Long term the presentation of crime statistics needs to be thought through by people who understand the data and how to present it in ways that will not cause a flurry of misleading news about the most dangerous street in Preston or Plymouth or wherever. I wonder how long will it be before a minister or friend of finds their house price blighted because it is mistakenly labelled as a crime blackspot? I might be a bit upset if I lived in Lancelot Place in Knightsbridge for example.
Postscript If you want to see the grand daddy of crime maps, have a look at Chicago Crime Maps and note the clear statement of what they are doing in the About
2 thoughts on “Lies, damn lies and Crime Maps”
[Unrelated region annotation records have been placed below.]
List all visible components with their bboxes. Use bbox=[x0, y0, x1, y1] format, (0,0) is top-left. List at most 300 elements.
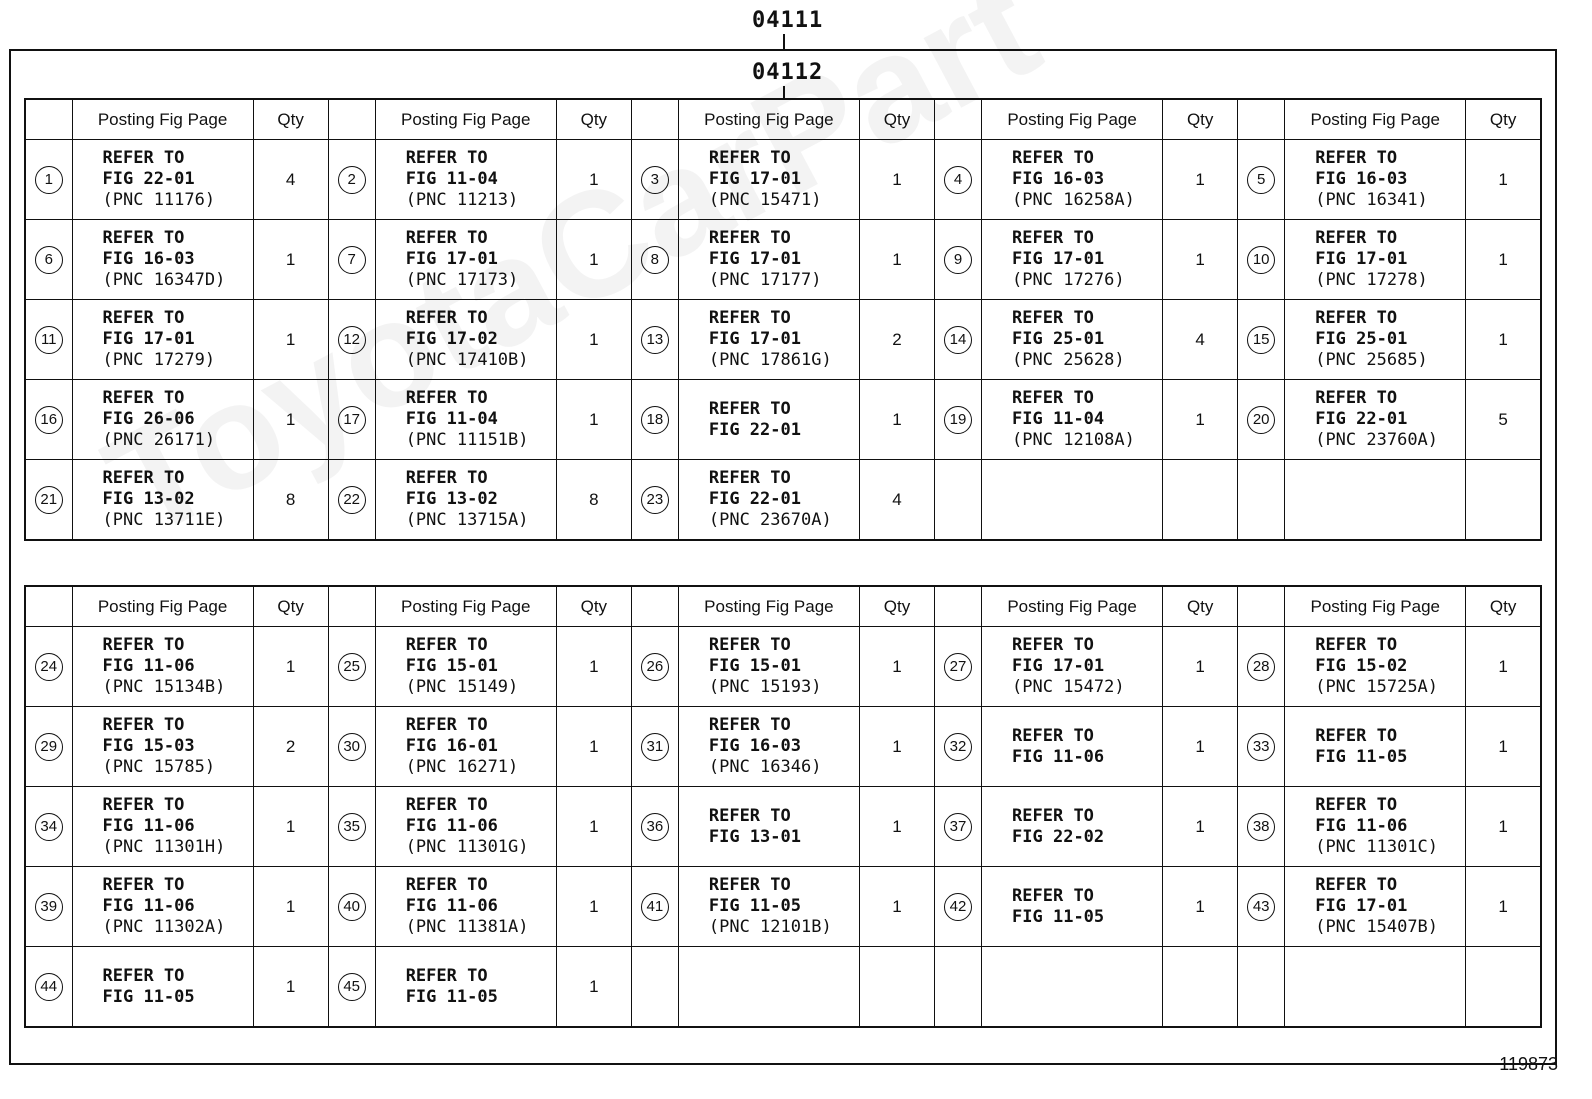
reference-cell bbox=[982, 140, 1163, 220]
item-number-cell bbox=[25, 380, 72, 460]
posting-header: Posting Fig Page bbox=[678, 99, 859, 140]
item-number-cell bbox=[328, 787, 375, 867]
fig-reference: FIG 11-06 bbox=[1315, 816, 1408, 836]
item-number: 36 bbox=[641, 813, 669, 841]
table-row bbox=[25, 947, 1541, 1028]
reference-cell bbox=[375, 380, 556, 460]
item-number: 17 bbox=[338, 406, 366, 434]
item-number-cell bbox=[328, 947, 375, 1028]
qty-cell: 1 bbox=[253, 867, 328, 947]
pnc-reference: (PNC 15472) bbox=[1012, 677, 1125, 697]
refer-to-text: REFER TO bbox=[102, 308, 185, 328]
item-number-cell bbox=[328, 220, 375, 300]
index-header bbox=[25, 99, 72, 140]
refer-to-text: REFER TO bbox=[405, 228, 488, 248]
item-number-cell bbox=[25, 947, 72, 1028]
item-number-cell bbox=[935, 380, 982, 460]
index-header bbox=[631, 586, 678, 627]
reference-cell bbox=[678, 300, 859, 380]
refer-to-text: REFER TO bbox=[405, 965, 488, 986]
item-number: 5 bbox=[1247, 166, 1275, 194]
reference-cell bbox=[1285, 300, 1466, 380]
qty-cell: 1 bbox=[1466, 220, 1541, 300]
item-number: 43 bbox=[1247, 893, 1275, 921]
fig-reference: FIG 17-01 bbox=[1315, 249, 1408, 269]
fig-reference: FIG 15-01 bbox=[405, 656, 498, 676]
qty-cell: 1 bbox=[556, 787, 631, 867]
refer-to-text: REFER TO bbox=[102, 228, 185, 248]
qty-cell: 1 bbox=[859, 707, 934, 787]
item-number: 4 bbox=[944, 166, 972, 194]
item-number: 20 bbox=[1247, 406, 1275, 434]
item-number-cell bbox=[1238, 300, 1285, 380]
qty-cell: 4 bbox=[859, 460, 934, 541]
posting-header: Posting Fig Page bbox=[1285, 99, 1466, 140]
item-number: 42 bbox=[944, 893, 972, 921]
qty-header: Qty bbox=[859, 586, 934, 627]
item-number: 25 bbox=[338, 653, 366, 681]
item-number: 35 bbox=[338, 813, 366, 841]
fig-reference: FIG 11-06 bbox=[1012, 746, 1105, 767]
pnc-reference: (PNC 15725A) bbox=[1315, 677, 1439, 697]
item-number: 44 bbox=[35, 973, 63, 1001]
reference-cell bbox=[375, 947, 556, 1028]
table-row bbox=[25, 707, 1541, 787]
item-number: 10 bbox=[1247, 246, 1275, 274]
fig-reference: FIG 15-03 bbox=[102, 736, 195, 756]
refer-to-text: REFER TO bbox=[405, 148, 488, 168]
fig-reference: FIG 22-01 bbox=[102, 169, 195, 189]
item-number: 24 bbox=[35, 653, 63, 681]
fig-reference: FIG 17-01 bbox=[708, 249, 801, 269]
qty-cell: 1 bbox=[253, 380, 328, 460]
item-number-cell bbox=[328, 140, 375, 220]
reference-cell bbox=[375, 300, 556, 380]
table-row bbox=[25, 787, 1541, 867]
refer-to-text: REFER TO bbox=[405, 308, 488, 328]
item-number-cell bbox=[631, 220, 678, 300]
item-number: 16 bbox=[35, 406, 63, 434]
item-number: 13 bbox=[641, 326, 669, 354]
pnc-reference: (PNC 17861G) bbox=[708, 350, 832, 370]
refer-to-text: REFER TO bbox=[1012, 228, 1094, 248]
fig-reference: FIG 11-06 bbox=[102, 896, 195, 916]
item-number-cell bbox=[328, 707, 375, 787]
qty-cell: 1 bbox=[556, 707, 631, 787]
refer-to-text: REFER TO bbox=[1012, 388, 1094, 408]
pnc-reference: (PNC 15193) bbox=[708, 677, 822, 697]
qty-cell: 1 bbox=[1466, 140, 1541, 220]
qty-header: Qty bbox=[1466, 99, 1541, 140]
item-number-cell bbox=[25, 707, 72, 787]
reference-cell bbox=[72, 300, 253, 380]
reference-cell bbox=[375, 787, 556, 867]
reference-cell bbox=[1285, 380, 1466, 460]
reference-cell bbox=[982, 380, 1163, 460]
table-row bbox=[25, 300, 1541, 380]
qty-cell: 1 bbox=[1466, 787, 1541, 867]
refer-to-text: REFER TO bbox=[405, 388, 488, 408]
refer-to-text: REFER TO bbox=[102, 875, 185, 895]
reference-cell bbox=[1285, 220, 1466, 300]
fig-reference: FIG 15-02 bbox=[1315, 656, 1408, 676]
refer-to-text: REFER TO bbox=[708, 468, 791, 488]
pnc-reference: (PNC 16346) bbox=[708, 757, 822, 777]
qty-header: Qty bbox=[1163, 586, 1238, 627]
fig-reference: FIG 17-01 bbox=[102, 329, 195, 349]
qty-cell bbox=[1466, 947, 1541, 1028]
qty-cell: 1 bbox=[1163, 220, 1238, 300]
item-number: 18 bbox=[641, 406, 669, 434]
refer-to-text: REFER TO bbox=[708, 398, 791, 419]
pnc-reference: (PNC 15471) bbox=[708, 190, 822, 210]
qty-header: Qty bbox=[253, 99, 328, 140]
reference-cell bbox=[72, 460, 253, 541]
item-number-cell bbox=[1238, 380, 1285, 460]
fig-reference: FIG 25-01 bbox=[1012, 329, 1105, 349]
item-number-cell bbox=[935, 947, 982, 1028]
qty-cell: 1 bbox=[859, 787, 934, 867]
reference-cell bbox=[1285, 140, 1466, 220]
qty-cell: 5 bbox=[1466, 380, 1541, 460]
item-number-cell bbox=[328, 300, 375, 380]
reference-cell bbox=[678, 627, 859, 707]
pnc-reference: (PNC 16258A) bbox=[1012, 190, 1135, 210]
parts-table-2 bbox=[24, 585, 1542, 1028]
fig-reference: FIG 25-01 bbox=[1315, 329, 1408, 349]
index-header bbox=[1238, 586, 1285, 627]
qty-cell: 1 bbox=[1163, 787, 1238, 867]
item-number-cell bbox=[1238, 867, 1285, 947]
qty-cell: 2 bbox=[253, 707, 328, 787]
item-number-cell bbox=[1238, 627, 1285, 707]
item-number: 15 bbox=[1247, 326, 1275, 354]
table-row bbox=[25, 220, 1541, 300]
posting-header: Posting Fig Page bbox=[375, 586, 556, 627]
table-row bbox=[25, 380, 1541, 460]
item-number-cell bbox=[631, 707, 678, 787]
fig-reference: FIG 11-05 bbox=[405, 986, 498, 1007]
qty-cell: 1 bbox=[556, 140, 631, 220]
refer-to-text: REFER TO bbox=[405, 635, 488, 655]
qty-header: Qty bbox=[1163, 99, 1238, 140]
qty-cell: 1 bbox=[1163, 867, 1238, 947]
item-number: 2 bbox=[338, 166, 366, 194]
refer-to-text: REFER TO bbox=[708, 228, 791, 248]
reference-cell bbox=[72, 947, 253, 1028]
item-number-cell bbox=[935, 220, 982, 300]
pnc-reference: (PNC 13711E) bbox=[102, 510, 226, 530]
item-number: 38 bbox=[1247, 813, 1275, 841]
pnc-reference: (PNC 25685) bbox=[1315, 350, 1428, 370]
pnc-reference: (PNC 16341) bbox=[1315, 190, 1428, 210]
fig-reference: FIG 13-02 bbox=[102, 489, 195, 509]
fig-reference: FIG 22-02 bbox=[1012, 826, 1105, 847]
fig-reference: FIG 11-04 bbox=[405, 169, 498, 189]
item-number-cell bbox=[1238, 140, 1285, 220]
reference-cell bbox=[678, 787, 859, 867]
refer-to-text: REFER TO bbox=[1012, 308, 1094, 328]
pnc-reference: (PNC 25628) bbox=[1012, 350, 1125, 370]
refer-to-text: REFER TO bbox=[102, 635, 185, 655]
item-number: 31 bbox=[641, 733, 669, 761]
pnc-reference: (PNC 23670A) bbox=[708, 510, 832, 530]
parts-table-1 bbox=[24, 98, 1542, 541]
qty-cell: 1 bbox=[253, 220, 328, 300]
refer-to-text: REFER TO bbox=[1315, 875, 1398, 895]
refer-to-text: REFER TO bbox=[405, 795, 488, 815]
index-header bbox=[328, 99, 375, 140]
reference-cell bbox=[72, 627, 253, 707]
qty-header: Qty bbox=[556, 99, 631, 140]
index-header bbox=[25, 586, 72, 627]
refer-to-text: REFER TO bbox=[708, 805, 791, 826]
qty-cell: 1 bbox=[556, 867, 631, 947]
item-number-cell bbox=[1238, 460, 1285, 541]
pnc-reference: (PNC 23760A) bbox=[1315, 430, 1439, 450]
qty-cell: 1 bbox=[1163, 627, 1238, 707]
qty-cell: 1 bbox=[556, 947, 631, 1028]
qty-cell: 1 bbox=[253, 787, 328, 867]
refer-to-text: REFER TO bbox=[102, 148, 185, 168]
fig-reference: FIG 11-04 bbox=[1012, 409, 1105, 429]
item-number-cell bbox=[935, 787, 982, 867]
reference-cell bbox=[982, 707, 1163, 787]
refer-to-text: REFER TO bbox=[1315, 635, 1398, 655]
fig-reference: FIG 22-01 bbox=[1315, 409, 1408, 429]
qty-cell: 1 bbox=[1466, 707, 1541, 787]
index-header bbox=[1238, 99, 1285, 140]
fig-reference: FIG 11-05 bbox=[102, 986, 195, 1007]
qty-cell: 4 bbox=[253, 140, 328, 220]
item-number-cell bbox=[631, 867, 678, 947]
item-number: 12 bbox=[338, 326, 366, 354]
qty-cell: 1 bbox=[556, 380, 631, 460]
index-header bbox=[631, 99, 678, 140]
pnc-reference: (PNC 11301C) bbox=[1315, 837, 1439, 857]
document-id: 119873 bbox=[1499, 1054, 1558, 1074]
sub-code: 04112 bbox=[752, 60, 824, 85]
reference-cell bbox=[1285, 947, 1466, 1028]
reference-cell bbox=[1285, 707, 1466, 787]
top-code: 04111 bbox=[752, 8, 824, 33]
reference-cell bbox=[72, 380, 253, 460]
item-number-cell bbox=[631, 300, 678, 380]
item-number-cell bbox=[25, 300, 72, 380]
reference-cell bbox=[1285, 867, 1466, 947]
refer-to-text: REFER TO bbox=[102, 795, 185, 815]
pnc-reference: (PNC 11301G) bbox=[405, 837, 529, 857]
item-number: 28 bbox=[1247, 653, 1275, 681]
item-number: 21 bbox=[35, 486, 63, 514]
pnc-reference: (PNC 15407B) bbox=[1315, 917, 1439, 937]
qty-cell: 1 bbox=[556, 300, 631, 380]
header-row bbox=[25, 99, 1541, 140]
qty-cell: 1 bbox=[859, 140, 934, 220]
refer-to-text: REFER TO bbox=[1315, 148, 1398, 168]
table-row bbox=[25, 867, 1541, 947]
item-number: 40 bbox=[338, 893, 366, 921]
item-number: 32 bbox=[944, 733, 972, 761]
posting-header: Posting Fig Page bbox=[1285, 586, 1466, 627]
item-number-cell bbox=[328, 380, 375, 460]
posting-header: Posting Fig Page bbox=[375, 99, 556, 140]
pnc-reference: (PNC 16271) bbox=[405, 757, 519, 777]
index-header bbox=[935, 99, 982, 140]
fig-reference: FIG 22-01 bbox=[708, 419, 801, 440]
refer-to-text: REFER TO bbox=[1012, 885, 1094, 906]
refer-to-text: REFER TO bbox=[708, 308, 791, 328]
fig-reference: FIG 11-04 bbox=[405, 409, 498, 429]
item-number-cell bbox=[25, 627, 72, 707]
qty-cell: 4 bbox=[1163, 300, 1238, 380]
item-number: 37 bbox=[944, 813, 972, 841]
item-number-cell bbox=[25, 140, 72, 220]
fig-reference: FIG 17-01 bbox=[1315, 896, 1408, 916]
pnc-reference: (PNC 11301H) bbox=[102, 837, 226, 857]
item-number: 27 bbox=[944, 653, 972, 681]
posting-header: Posting Fig Page bbox=[72, 586, 253, 627]
qty-cell: 1 bbox=[253, 300, 328, 380]
fig-reference: FIG 11-06 bbox=[405, 896, 498, 916]
reference-cell bbox=[375, 867, 556, 947]
qty-cell: 1 bbox=[253, 627, 328, 707]
reference-cell bbox=[678, 947, 859, 1028]
pnc-reference: (PNC 11151B) bbox=[405, 430, 529, 450]
item-number-cell bbox=[328, 627, 375, 707]
fig-reference: FIG 26-06 bbox=[102, 409, 195, 429]
item-number-cell bbox=[25, 787, 72, 867]
pnc-reference: (PNC 13715A) bbox=[405, 510, 529, 530]
item-number: 8 bbox=[641, 246, 669, 274]
fig-reference: FIG 16-03 bbox=[708, 736, 801, 756]
pnc-reference: (PNC 17276) bbox=[1012, 270, 1125, 290]
reference-cell bbox=[982, 300, 1163, 380]
fig-reference: FIG 17-01 bbox=[708, 169, 801, 189]
item-number: 29 bbox=[35, 733, 63, 761]
qty-cell: 1 bbox=[1163, 380, 1238, 460]
qty-cell: 1 bbox=[1466, 300, 1541, 380]
reference-cell bbox=[375, 460, 556, 541]
refer-to-text: REFER TO bbox=[1012, 635, 1094, 655]
item-number: 6 bbox=[35, 246, 63, 274]
item-number-cell bbox=[328, 867, 375, 947]
header-row bbox=[25, 586, 1541, 627]
refer-to-text: REFER TO bbox=[102, 468, 185, 488]
pnc-reference: (PNC 11302A) bbox=[102, 917, 226, 937]
fig-reference: FIG 11-06 bbox=[102, 656, 195, 676]
pnc-reference: (PNC 17410B) bbox=[405, 350, 529, 370]
qty-cell bbox=[1163, 947, 1238, 1028]
refer-to-text: REFER TO bbox=[1315, 725, 1398, 746]
reference-cell bbox=[375, 707, 556, 787]
qty-cell: 1 bbox=[556, 220, 631, 300]
reference-cell bbox=[72, 707, 253, 787]
refer-to-text: REFER TO bbox=[1315, 388, 1398, 408]
item-number-cell bbox=[935, 460, 982, 541]
reference-cell bbox=[982, 220, 1163, 300]
reference-cell bbox=[678, 380, 859, 460]
refer-to-text: REFER TO bbox=[1315, 795, 1398, 815]
item-number: 7 bbox=[338, 246, 366, 274]
item-number: 1 bbox=[35, 166, 63, 194]
posting-header: Posting Fig Page bbox=[982, 99, 1163, 140]
item-number-cell bbox=[631, 140, 678, 220]
fig-reference: FIG 16-03 bbox=[1012, 169, 1105, 189]
fig-reference: FIG 13-01 bbox=[708, 826, 801, 847]
pnc-reference: (PNC 17279) bbox=[102, 350, 216, 370]
qty-cell bbox=[1466, 460, 1541, 541]
refer-to-text: REFER TO bbox=[708, 875, 791, 895]
fig-reference: FIG 17-02 bbox=[405, 329, 498, 349]
item-number-cell bbox=[328, 460, 375, 541]
item-number-cell bbox=[25, 220, 72, 300]
item-number-cell bbox=[631, 947, 678, 1028]
item-number-cell bbox=[631, 787, 678, 867]
item-number: 45 bbox=[338, 973, 366, 1001]
qty-header: Qty bbox=[859, 99, 934, 140]
refer-to-text: REFER TO bbox=[708, 635, 791, 655]
qty-cell bbox=[1163, 460, 1238, 541]
fig-reference: FIG 15-01 bbox=[708, 656, 801, 676]
fig-reference: FIG 11-05 bbox=[1012, 906, 1105, 927]
item-number-cell bbox=[25, 867, 72, 947]
item-number-cell bbox=[1238, 220, 1285, 300]
item-number-cell bbox=[25, 460, 72, 541]
fig-reference: FIG 16-03 bbox=[1315, 169, 1408, 189]
qty-cell: 1 bbox=[1163, 707, 1238, 787]
fig-reference: FIG 11-05 bbox=[708, 896, 801, 916]
item-number-cell bbox=[935, 627, 982, 707]
table-row bbox=[25, 460, 1541, 541]
pnc-reference: (PNC 16347D) bbox=[102, 270, 226, 290]
fig-reference: FIG 17-01 bbox=[708, 329, 801, 349]
pnc-reference: (PNC 15149) bbox=[405, 677, 519, 697]
item-number: 41 bbox=[641, 893, 669, 921]
qty-header: Qty bbox=[1466, 586, 1541, 627]
item-number: 39 bbox=[35, 893, 63, 921]
reference-cell bbox=[1285, 460, 1466, 541]
refer-to-text: REFER TO bbox=[405, 875, 488, 895]
qty-header: Qty bbox=[556, 586, 631, 627]
item-number-cell bbox=[631, 380, 678, 460]
refer-to-text: REFER TO bbox=[1315, 308, 1398, 328]
item-number-cell bbox=[1238, 947, 1285, 1028]
pnc-reference: (PNC 12108A) bbox=[1012, 430, 1135, 450]
reference-cell bbox=[982, 867, 1163, 947]
fig-reference: FIG 17-01 bbox=[1012, 249, 1105, 269]
pnc-reference: (PNC 17177) bbox=[708, 270, 822, 290]
posting-header: Posting Fig Page bbox=[678, 586, 859, 627]
reference-cell bbox=[72, 867, 253, 947]
item-number: 9 bbox=[944, 246, 972, 274]
item-number: 30 bbox=[338, 733, 366, 761]
fig-reference: FIG 16-03 bbox=[102, 249, 195, 269]
reference-cell bbox=[72, 140, 253, 220]
reference-cell bbox=[982, 787, 1163, 867]
item-number-cell bbox=[935, 867, 982, 947]
qty-header: Qty bbox=[253, 586, 328, 627]
posting-header: Posting Fig Page bbox=[72, 99, 253, 140]
item-number: 3 bbox=[641, 166, 669, 194]
refer-to-text: REFER TO bbox=[1315, 228, 1398, 248]
reference-cell bbox=[375, 140, 556, 220]
table-row bbox=[25, 627, 1541, 707]
reference-cell bbox=[1285, 627, 1466, 707]
reference-cell bbox=[982, 627, 1163, 707]
reference-cell bbox=[678, 220, 859, 300]
item-number-cell bbox=[1238, 787, 1285, 867]
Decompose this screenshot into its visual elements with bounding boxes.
Some reasons why the site fell over when it launched (apart from stupid publicity on national News)
https://www.brunton-spall.co.uk/post/2011/02/04/failure-at-scale/
No-one seems too happy with these maps for a variety of reasons, but at least the underlying data is (quite rightly) available for anyone who wants to try a different approach – see for instance Placr’s take, which I spotted via Ed Parson’s blog: https://apps.placr.co.uk/crime/
For me, it’s the £300k price tag that’s just staggering. The joy of ‘Web 2.0’ platforms is that they are collections of open and inexpensive software and services that make it *easy and cheap* to start new sites, services, products and companies (I can attest to all of this). If you’re going to use Google Maps to visualise data, you really need to take a leaf from the same company’s approach to building services: ‘release early, release often’, ‘fail well by listening, learning and iterating’ and (more controversially 🙂 ‘get the community to do lots of your work for you’.
My guess is that the budget for this is now spent, the service launched in a big (crash and) bang, and that’s it…delivered, done. It’s how software get procured and delivered, right? I just wonder what the data API released with a call for innovations and a small prize fund might have achieved instead.